Wu Shuiyan, Guo Xubei, Xu Zhong, Han Meilin, Huang Lili, Tao Yunzhen, Li Ying, Li Yanhong, Zhang Tao, Bai Zhenjiang
Pediatric Intensive Care Unit, Children's Hospital of Soochow University, Suzhou, Jiangsu, China.
Laboratory department, Children's Hospital of Soochow University, Suzhou, Jiangsu, China.
BMC Infect Dis. 2020 Sep 4;20(1):651. doi: 10.1186/s12879-020-05382-z.
Risk factors related to mortality due to invasive pneumococcal disease (IPD) have been unveiled previously, but early clinical manifestations of IPD based on prognosis remain uncovered.

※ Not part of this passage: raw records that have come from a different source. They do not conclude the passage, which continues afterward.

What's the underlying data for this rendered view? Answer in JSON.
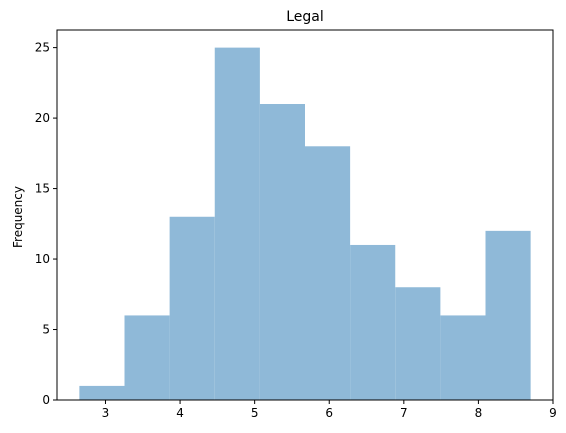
{
  "chart_data": {
    "type": "bar",
    "subtype": "histogram",
    "title": "Legal",
    "xlabel": "",
    "ylabel": "Frequency",
    "bin_edges": [
      2.65,
      3.255,
      3.86,
      4.465,
      5.07,
      5.675,
      6.28,
      6.885,
      7.49,
      8.095,
      8.7
    ],
    "values": [
      1,
      6,
      13,
      25,
      21,
      18,
      11,
      8,
      6,
      12
    ],
    "xlim": [
      2.35,
      9.0
    ],
    "ylim": [
      0,
      26.25
    ],
    "xticks": [
      3,
      4,
      5,
      6,
      7,
      8,
      9
    ],
    "yticks": [
      0,
      5,
      10,
      15,
      20,
      25
    ],
    "bar_color": "#8fb9d8",
    "grid": false,
    "legend": "none"
  }
}
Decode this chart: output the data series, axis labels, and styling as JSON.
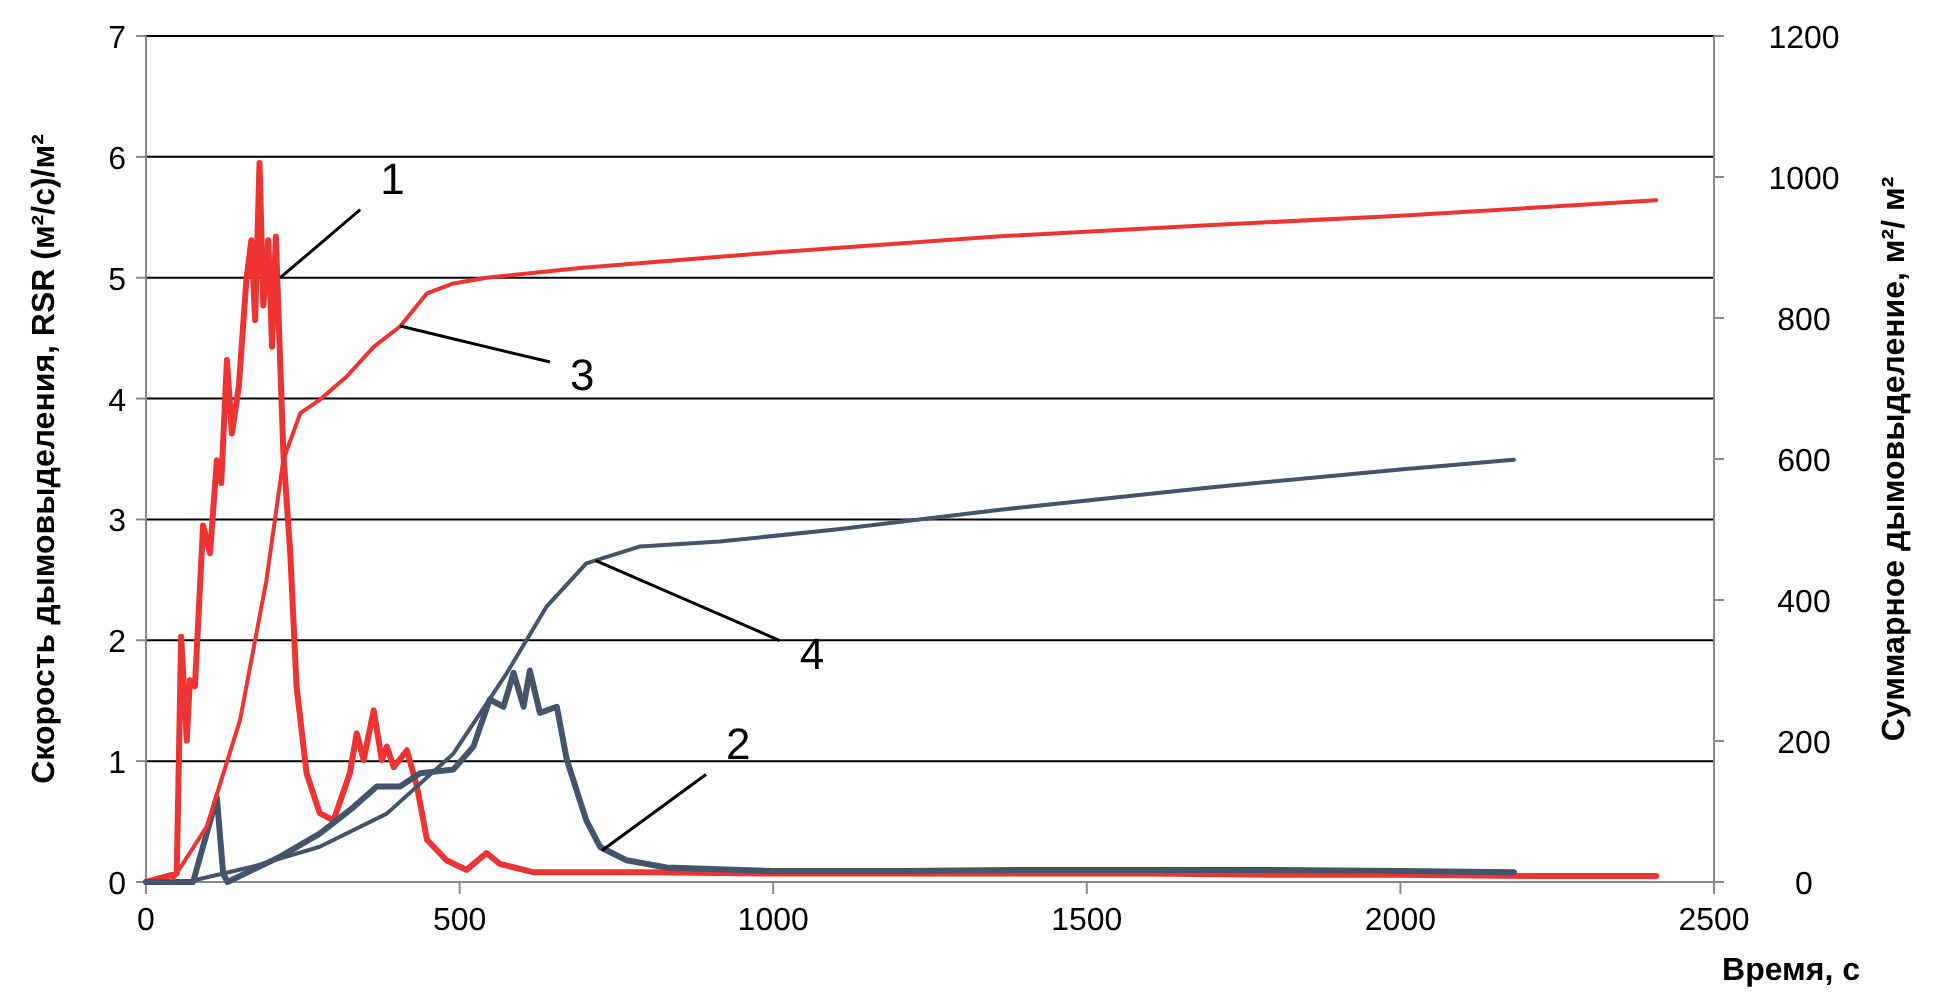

The demographic characteristics, clinical features, serotype, antibiotic susceptibility, and outcomes of 97 hospitalized children with laboratory-confirmed IPD from Suzhou, China, were collected and analyzed retrospectively.
The median age was 0.69 (0.49-1.55) years in the non-survivor group compared with 2.39 (0.90-3.81) years in the survivor group. The mortality of 97 children with laboratory-confirmed IPD was 17.5% (17/97), and 53.6% of them were aged less than 2 years. Pathogens were mainly from the blood and cerebrospinal fluid, and sepsis was the most frequent type. Statistically significant differences were found in hyperpyrexia, vomiting, anorexia, lethargy, poor perfusion of extremities, Hb level, and Plt count between the nonsurvival and survival groups. Further, the multivariate regression analysis showed that early signs, including hyperpyrexia, vomiting, anorexia, lethargy, and poor perfusion of extremities, were independent risk factors for the in-hospital mortality of children with laboratory-confirmed IPD. The mortality was also associated with antimicrobial sensitivity in pneumococcal isolates. The microbes in 1/17 (5.9%) children who were prescribed an antibiotic showed antimicrobial sensitivity in the nonsurvival group, compared with 21/80 (26.3%) children who survived. The most common serotypes identified were 6B (35.3%, 6/17), 14 (23.5%, 4/17), 19F (23.5%, 4/17), 19A (5.9%, 1/17), 23F (5.9%, 1/17), and 20 (5.9%, 1/17) in the nonsurvival group. The coverage of IPD serotypes of the 7-valent pneumococcal conjugate vaccine (PCV7) was 88.2% (15/17), while that of the 13-valent S. pneumoniae vaccine (PCV13) was 94.1% (16/17) of the coverage in the nonsurvival group.
Recurrent hyperpyrexia, vomiting, anorexia, lethargy, and poor perfusion of extremities in the early stage were independent predictors for the in-hospital mortality of children with laboratory-confirmed IPD. Appropriate use of antibiotics and PCV immunization were the keys to improve the outcome of IPD.
先前已揭示了与侵袭性肺炎球菌病(IPD)所致死亡相关的危险因素,但基于预后的IPD早期临床表现仍未被发现。
回顾性收集并分析了97例来自中国苏州的实验室确诊IPD住院儿童的人口统计学特征、临床特征、血清型、抗生素敏感性及转归情况。
非存活组儿童的中位年龄为0.69(0.49 - 1.55)岁,而存活组为2.39(0.90 - 3.81)岁。97例实验室确诊IPD儿童的死亡率为17.5%(17/97),其中53.6%年龄小于2岁。病原体主要来自血液和脑脊液,败血症是最常见的类型。非存活组和存活组在高热、呕吐、厌食、嗜睡、四肢灌注不良、血红蛋白水平及血小板计数方面存在统计学显著差异。此外,多因素回归分析显示,早期体征,包括高热、呕吐、厌食、嗜睡和四肢灌注不良,是实验室确诊IPD儿童院内死亡的独立危险因素。死亡率还与肺炎球菌分离株的抗菌敏感性有关。在非存活组中,接受抗生素治疗的1/17(5.9%)儿童的微生物显示出抗菌敏感性,而存活的儿童中有21/80(26.3%)。在非存活组中鉴定出的最常见血清型为6B(35.3%,6/17)、14(23.5%,4/17)、19F(23.5%,4/17)、19A(5.9%,1/17)、23F(5.9%,1/17)和20(5.9%,1/17)。7价肺炎球菌结合疫苗(PCV7)对IPD血清型的覆盖率在非存活组中为88.2%(15/17),而13价肺炎链球菌疫苗(PCV13)的覆盖率为94.1%(16/)。
早期反复高热、呕吐、厌食、嗜睡和四肢灌注不良是实验室确诊IPD儿童院内死亡的独立预测因素。合理使用抗生素和PCV免疫接种是改善IPD转归的关键。